Quando si ha un sistema narrativo perfettamente oliato, i cui codici espressivi si conoscono fin dall’inizio e si sa che non si ha possibilità di essere smentiti in una tesi finale e, che la successione degli eventi seguirà un modello prestabilito e sentito talmente tante volte da diventare un archetipo che entra a far parte di un immaginario insostituibile, allora si è nel campo della teoria classica del genere. Una volta fatta la debita premessa, la domanda è la seguente: si può rivedere con lo sguardo di chi allora non poteva vedere al di qua dello schermo, un’opera sincretica, formalmente furibonda come Mission Impossible II di John Woo (2000)? All’epoca maltrattato come il peggior cinema americano in circolazione e cocente delusione per i fan del regista cinese, il film oggi rinnova un appuntamento con la materia primaria del cinema.

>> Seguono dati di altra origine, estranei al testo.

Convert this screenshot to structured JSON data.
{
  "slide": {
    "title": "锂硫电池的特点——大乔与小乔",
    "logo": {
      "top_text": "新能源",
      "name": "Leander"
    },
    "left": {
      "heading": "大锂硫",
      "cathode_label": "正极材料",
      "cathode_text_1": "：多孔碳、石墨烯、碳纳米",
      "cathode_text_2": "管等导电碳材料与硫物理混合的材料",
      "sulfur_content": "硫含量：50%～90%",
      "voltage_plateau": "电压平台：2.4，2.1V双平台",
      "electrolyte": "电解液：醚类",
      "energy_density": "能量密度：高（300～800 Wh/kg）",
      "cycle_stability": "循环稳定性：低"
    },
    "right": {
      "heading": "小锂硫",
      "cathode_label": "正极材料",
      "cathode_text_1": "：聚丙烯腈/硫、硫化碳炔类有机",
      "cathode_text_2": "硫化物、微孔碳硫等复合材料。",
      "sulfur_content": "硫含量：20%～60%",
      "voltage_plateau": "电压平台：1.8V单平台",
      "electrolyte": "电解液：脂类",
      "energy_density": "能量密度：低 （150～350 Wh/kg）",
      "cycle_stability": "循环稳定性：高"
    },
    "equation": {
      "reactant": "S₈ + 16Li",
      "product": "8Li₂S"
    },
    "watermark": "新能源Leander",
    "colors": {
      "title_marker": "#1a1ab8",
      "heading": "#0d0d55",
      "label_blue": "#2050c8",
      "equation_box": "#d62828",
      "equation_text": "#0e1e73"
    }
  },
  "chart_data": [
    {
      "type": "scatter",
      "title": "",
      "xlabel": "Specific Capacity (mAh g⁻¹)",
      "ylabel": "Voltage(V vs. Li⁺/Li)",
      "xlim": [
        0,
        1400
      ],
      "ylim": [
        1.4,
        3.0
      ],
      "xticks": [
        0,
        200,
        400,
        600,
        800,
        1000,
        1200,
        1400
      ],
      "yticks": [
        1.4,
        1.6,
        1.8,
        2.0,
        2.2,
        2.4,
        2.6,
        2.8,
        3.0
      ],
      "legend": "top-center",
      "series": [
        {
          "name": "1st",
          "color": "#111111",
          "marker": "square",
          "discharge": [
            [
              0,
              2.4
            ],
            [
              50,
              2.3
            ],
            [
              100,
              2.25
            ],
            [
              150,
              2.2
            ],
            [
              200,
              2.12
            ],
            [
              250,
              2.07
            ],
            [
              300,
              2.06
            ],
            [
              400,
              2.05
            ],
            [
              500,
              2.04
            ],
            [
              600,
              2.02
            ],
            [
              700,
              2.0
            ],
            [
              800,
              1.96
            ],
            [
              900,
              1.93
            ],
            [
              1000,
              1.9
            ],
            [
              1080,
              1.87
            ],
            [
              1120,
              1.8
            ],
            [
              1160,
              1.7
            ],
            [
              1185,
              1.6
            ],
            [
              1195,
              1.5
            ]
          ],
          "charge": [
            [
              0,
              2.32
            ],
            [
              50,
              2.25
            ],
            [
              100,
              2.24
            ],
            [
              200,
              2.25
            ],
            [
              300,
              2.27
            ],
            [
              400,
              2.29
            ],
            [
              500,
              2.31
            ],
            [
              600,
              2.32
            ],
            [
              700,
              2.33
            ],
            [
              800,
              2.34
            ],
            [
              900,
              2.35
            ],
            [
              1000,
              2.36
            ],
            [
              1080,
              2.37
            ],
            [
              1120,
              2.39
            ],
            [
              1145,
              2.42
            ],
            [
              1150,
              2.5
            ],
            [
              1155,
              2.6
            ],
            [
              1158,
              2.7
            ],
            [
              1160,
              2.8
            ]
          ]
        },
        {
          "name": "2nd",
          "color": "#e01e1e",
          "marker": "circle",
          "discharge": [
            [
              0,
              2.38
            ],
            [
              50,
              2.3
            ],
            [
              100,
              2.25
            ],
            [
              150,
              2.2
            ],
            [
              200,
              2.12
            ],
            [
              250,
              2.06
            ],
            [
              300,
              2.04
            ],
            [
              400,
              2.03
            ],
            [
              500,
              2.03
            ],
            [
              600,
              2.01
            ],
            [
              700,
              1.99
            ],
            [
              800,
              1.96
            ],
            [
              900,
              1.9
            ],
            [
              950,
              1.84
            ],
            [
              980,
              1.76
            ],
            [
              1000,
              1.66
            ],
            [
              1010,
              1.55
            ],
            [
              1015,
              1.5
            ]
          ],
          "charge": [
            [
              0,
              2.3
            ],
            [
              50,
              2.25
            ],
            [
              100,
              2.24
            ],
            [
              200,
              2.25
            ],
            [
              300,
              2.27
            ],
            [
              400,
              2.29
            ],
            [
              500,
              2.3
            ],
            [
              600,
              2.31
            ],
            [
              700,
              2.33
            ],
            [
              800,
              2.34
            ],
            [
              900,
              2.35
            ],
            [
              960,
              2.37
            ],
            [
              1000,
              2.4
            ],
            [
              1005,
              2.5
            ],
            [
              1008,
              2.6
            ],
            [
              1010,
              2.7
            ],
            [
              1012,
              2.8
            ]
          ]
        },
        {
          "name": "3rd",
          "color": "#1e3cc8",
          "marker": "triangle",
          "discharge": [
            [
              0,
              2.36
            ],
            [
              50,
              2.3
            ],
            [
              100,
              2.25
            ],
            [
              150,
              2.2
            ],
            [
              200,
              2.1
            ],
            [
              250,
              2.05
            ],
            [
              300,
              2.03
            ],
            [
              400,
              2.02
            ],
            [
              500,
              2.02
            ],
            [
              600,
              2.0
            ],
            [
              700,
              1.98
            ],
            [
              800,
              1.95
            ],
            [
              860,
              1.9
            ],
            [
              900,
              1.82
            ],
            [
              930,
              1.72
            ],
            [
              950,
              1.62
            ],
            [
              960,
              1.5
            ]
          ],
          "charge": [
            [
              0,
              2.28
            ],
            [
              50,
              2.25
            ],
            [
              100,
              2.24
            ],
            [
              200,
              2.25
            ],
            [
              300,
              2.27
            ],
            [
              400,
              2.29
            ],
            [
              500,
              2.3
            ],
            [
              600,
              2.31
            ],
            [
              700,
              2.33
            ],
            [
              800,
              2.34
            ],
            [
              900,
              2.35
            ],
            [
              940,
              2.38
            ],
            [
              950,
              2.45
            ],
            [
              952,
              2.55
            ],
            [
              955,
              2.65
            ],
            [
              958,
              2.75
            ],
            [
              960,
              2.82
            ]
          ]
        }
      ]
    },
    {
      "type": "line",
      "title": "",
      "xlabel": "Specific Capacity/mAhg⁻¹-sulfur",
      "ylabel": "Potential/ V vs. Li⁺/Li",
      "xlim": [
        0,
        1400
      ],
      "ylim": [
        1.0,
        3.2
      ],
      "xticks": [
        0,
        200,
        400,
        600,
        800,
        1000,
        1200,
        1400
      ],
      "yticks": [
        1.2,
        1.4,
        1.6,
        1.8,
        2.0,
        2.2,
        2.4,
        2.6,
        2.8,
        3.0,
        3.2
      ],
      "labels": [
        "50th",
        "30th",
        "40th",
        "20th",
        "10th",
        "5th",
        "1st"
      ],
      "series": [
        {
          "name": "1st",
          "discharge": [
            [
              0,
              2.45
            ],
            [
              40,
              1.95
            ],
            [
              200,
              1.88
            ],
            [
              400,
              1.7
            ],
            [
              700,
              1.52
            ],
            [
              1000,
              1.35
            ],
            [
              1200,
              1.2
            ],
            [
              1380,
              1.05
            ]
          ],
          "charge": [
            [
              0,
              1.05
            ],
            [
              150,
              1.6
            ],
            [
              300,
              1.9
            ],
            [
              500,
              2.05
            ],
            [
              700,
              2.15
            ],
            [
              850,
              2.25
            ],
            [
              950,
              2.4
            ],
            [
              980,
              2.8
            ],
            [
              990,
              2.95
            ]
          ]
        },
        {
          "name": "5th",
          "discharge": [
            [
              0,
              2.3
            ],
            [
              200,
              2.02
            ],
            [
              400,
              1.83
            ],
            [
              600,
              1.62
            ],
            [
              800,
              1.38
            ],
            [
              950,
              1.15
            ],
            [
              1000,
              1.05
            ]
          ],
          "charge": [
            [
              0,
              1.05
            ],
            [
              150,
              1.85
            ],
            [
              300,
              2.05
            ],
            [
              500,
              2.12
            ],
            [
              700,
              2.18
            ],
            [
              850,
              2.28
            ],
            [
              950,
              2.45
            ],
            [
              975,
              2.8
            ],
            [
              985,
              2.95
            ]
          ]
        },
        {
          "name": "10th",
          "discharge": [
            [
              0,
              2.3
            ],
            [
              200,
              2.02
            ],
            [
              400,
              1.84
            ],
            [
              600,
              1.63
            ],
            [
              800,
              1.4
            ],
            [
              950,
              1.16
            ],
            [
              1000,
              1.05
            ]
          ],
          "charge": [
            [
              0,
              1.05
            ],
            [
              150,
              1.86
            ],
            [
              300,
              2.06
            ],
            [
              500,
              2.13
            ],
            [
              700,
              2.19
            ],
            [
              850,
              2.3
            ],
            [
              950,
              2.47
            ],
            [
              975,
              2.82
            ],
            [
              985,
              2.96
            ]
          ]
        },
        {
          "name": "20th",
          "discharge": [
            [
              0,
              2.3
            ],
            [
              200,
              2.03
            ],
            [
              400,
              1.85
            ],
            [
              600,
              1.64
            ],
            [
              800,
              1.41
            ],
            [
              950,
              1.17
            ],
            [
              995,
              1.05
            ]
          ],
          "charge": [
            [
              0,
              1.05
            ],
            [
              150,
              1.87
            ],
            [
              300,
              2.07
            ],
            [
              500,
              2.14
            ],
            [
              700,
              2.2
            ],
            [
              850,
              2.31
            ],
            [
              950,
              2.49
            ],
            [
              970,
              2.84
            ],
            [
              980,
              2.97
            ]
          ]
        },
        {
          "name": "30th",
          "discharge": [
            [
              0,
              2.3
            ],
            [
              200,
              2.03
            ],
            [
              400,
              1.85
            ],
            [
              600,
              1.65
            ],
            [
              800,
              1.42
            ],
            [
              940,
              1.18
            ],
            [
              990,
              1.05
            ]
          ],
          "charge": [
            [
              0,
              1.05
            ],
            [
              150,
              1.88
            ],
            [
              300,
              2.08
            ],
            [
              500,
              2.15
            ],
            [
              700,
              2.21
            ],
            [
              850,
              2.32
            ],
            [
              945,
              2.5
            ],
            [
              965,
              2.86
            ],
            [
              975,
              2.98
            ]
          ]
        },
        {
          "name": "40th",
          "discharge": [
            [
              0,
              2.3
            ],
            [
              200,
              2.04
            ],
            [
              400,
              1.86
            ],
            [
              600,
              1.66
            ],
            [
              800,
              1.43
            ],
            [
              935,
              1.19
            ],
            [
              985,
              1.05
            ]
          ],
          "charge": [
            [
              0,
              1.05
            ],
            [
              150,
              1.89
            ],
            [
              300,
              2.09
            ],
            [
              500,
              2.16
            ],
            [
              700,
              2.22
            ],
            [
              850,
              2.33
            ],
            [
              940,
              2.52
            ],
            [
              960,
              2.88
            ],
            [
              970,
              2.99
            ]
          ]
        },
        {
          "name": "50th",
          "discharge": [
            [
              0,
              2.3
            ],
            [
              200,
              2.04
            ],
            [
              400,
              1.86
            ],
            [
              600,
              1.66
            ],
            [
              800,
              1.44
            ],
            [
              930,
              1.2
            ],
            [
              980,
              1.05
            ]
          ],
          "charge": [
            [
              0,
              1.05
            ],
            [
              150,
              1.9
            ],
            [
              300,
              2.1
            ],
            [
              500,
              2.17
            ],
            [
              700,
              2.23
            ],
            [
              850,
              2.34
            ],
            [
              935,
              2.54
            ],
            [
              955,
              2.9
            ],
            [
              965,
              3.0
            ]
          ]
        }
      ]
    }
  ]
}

Ciò che il digitale non poté fare all’epoca veniva definito da una serie di coreografie che oggi mozzano l’aria, il fuoco, la pelle, gli occhi. Lo sguardo s’incanta per un nulla, la mente non vuole credere alla saturazione visiva di un divertimento che nasce dal nulla di motivi narrativi hitchockiani per perdersi nella retorica dell’eroismo più sfacciato. Mission Impossible II è pensato da John Woo in ottica alimentare e autoironica. La messa a fuoco delle distanze tra i personaggi formano un binomio good/evil che esula dallo schermo, emerge nello spazio come un tuono catartico di purezza quasi messianica. Che Tom Cruise sia la più grande star vivente, il corpo indistruttibile, il vettore di ogni sguardo pregresso a qualsiasi estetica applicata al cinema di genere, lo si vede nella fisiognomica sempre inappuntabile dell’attore, nella predisposizione naturale al gioco di squadra, all’emozione totalitaria che riverbera un moto senza tregua.

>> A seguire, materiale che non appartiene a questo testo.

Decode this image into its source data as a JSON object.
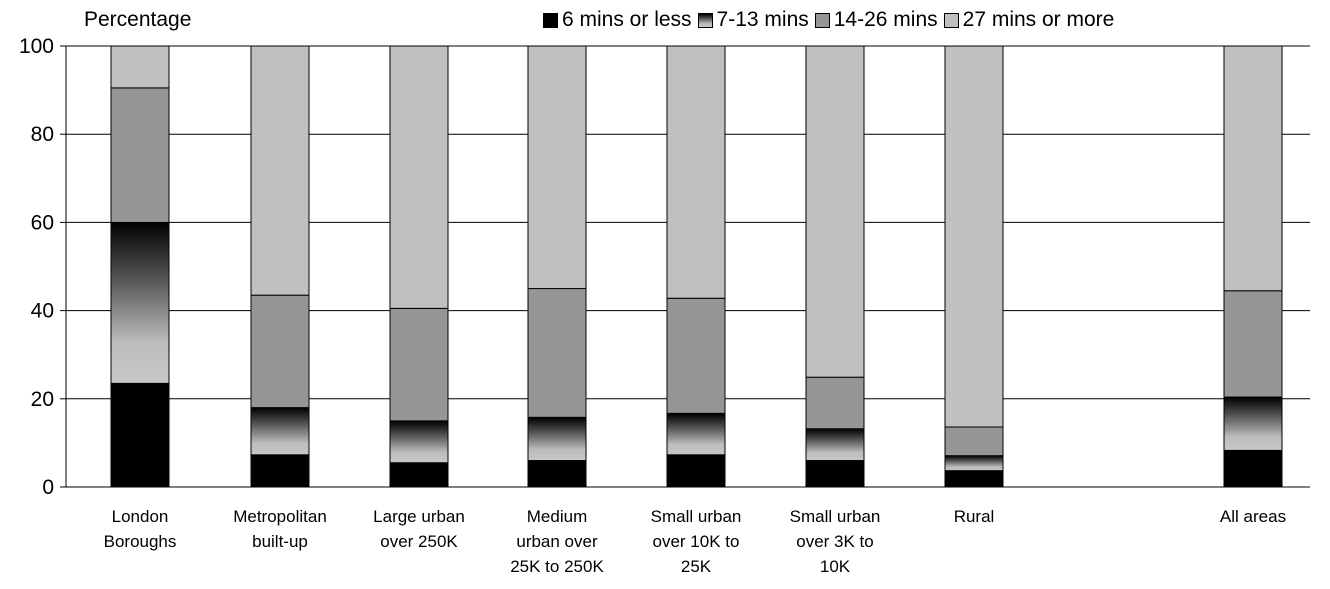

Cio che l’autore John Woo non può prevedere è il deragliamento dello script. La scrittura come forma ellittica di un caos messo sempre in prospettiva e che con Cruise trova il suo massimo compimento. Forse La percezione spettatoriale del sottoscritto doveva andare incontro a 15 anni di sbornia digitale per tornare ad apprezzare un giocattolo come il film di Woo, che rimane un’opera piacevolmente senza alcuna pretesa, se non quella di trasformare il tempo della visione in un campo di battaglia operistico, dove la liturgia del movimento sincretico abbandona le leggi della fisica per fari puro movimento di corpi emotivi in transito. La fotografia è il quadro della tempesta in atto, pronta a scatenarsi ad ogni scena. Mai come in questo film la forma-cinema si trasferisce dalla mdp all’occhio dello spettatore. La capacità di John Woo di fare un cinema della coreografia istantanea è il mood che genera il sistema del parallasse su cui ruota l’intera vicenda good/evil del secondo capitolo della saga di Ethan Hunt.
Alla fine tutto torna al suo posto e si ha la sensazione posticcia dell’operazione edificante e narcisa. Ma il senso della parabola viene racchiuso forse in un messa a fuoco lenta tra l’eroe e la bella, nel divario tra i dialoghi costruiti dagli sguardi si capisce che ci sarà un altro capitolo, che le follie dell’agente Hunt sono solo una parafrasi dei moti vertiginosi di una storia costruita su un immaginario che rende gli enigmi metafore dense di antiche teorie sul cinema mai applicate prima. Allora si può dire che l’impossibilità della missione è la congiuntura tra il fuoco del cinema di Woo e la gelida pietra del volto impassibile e teutonico di Cruise.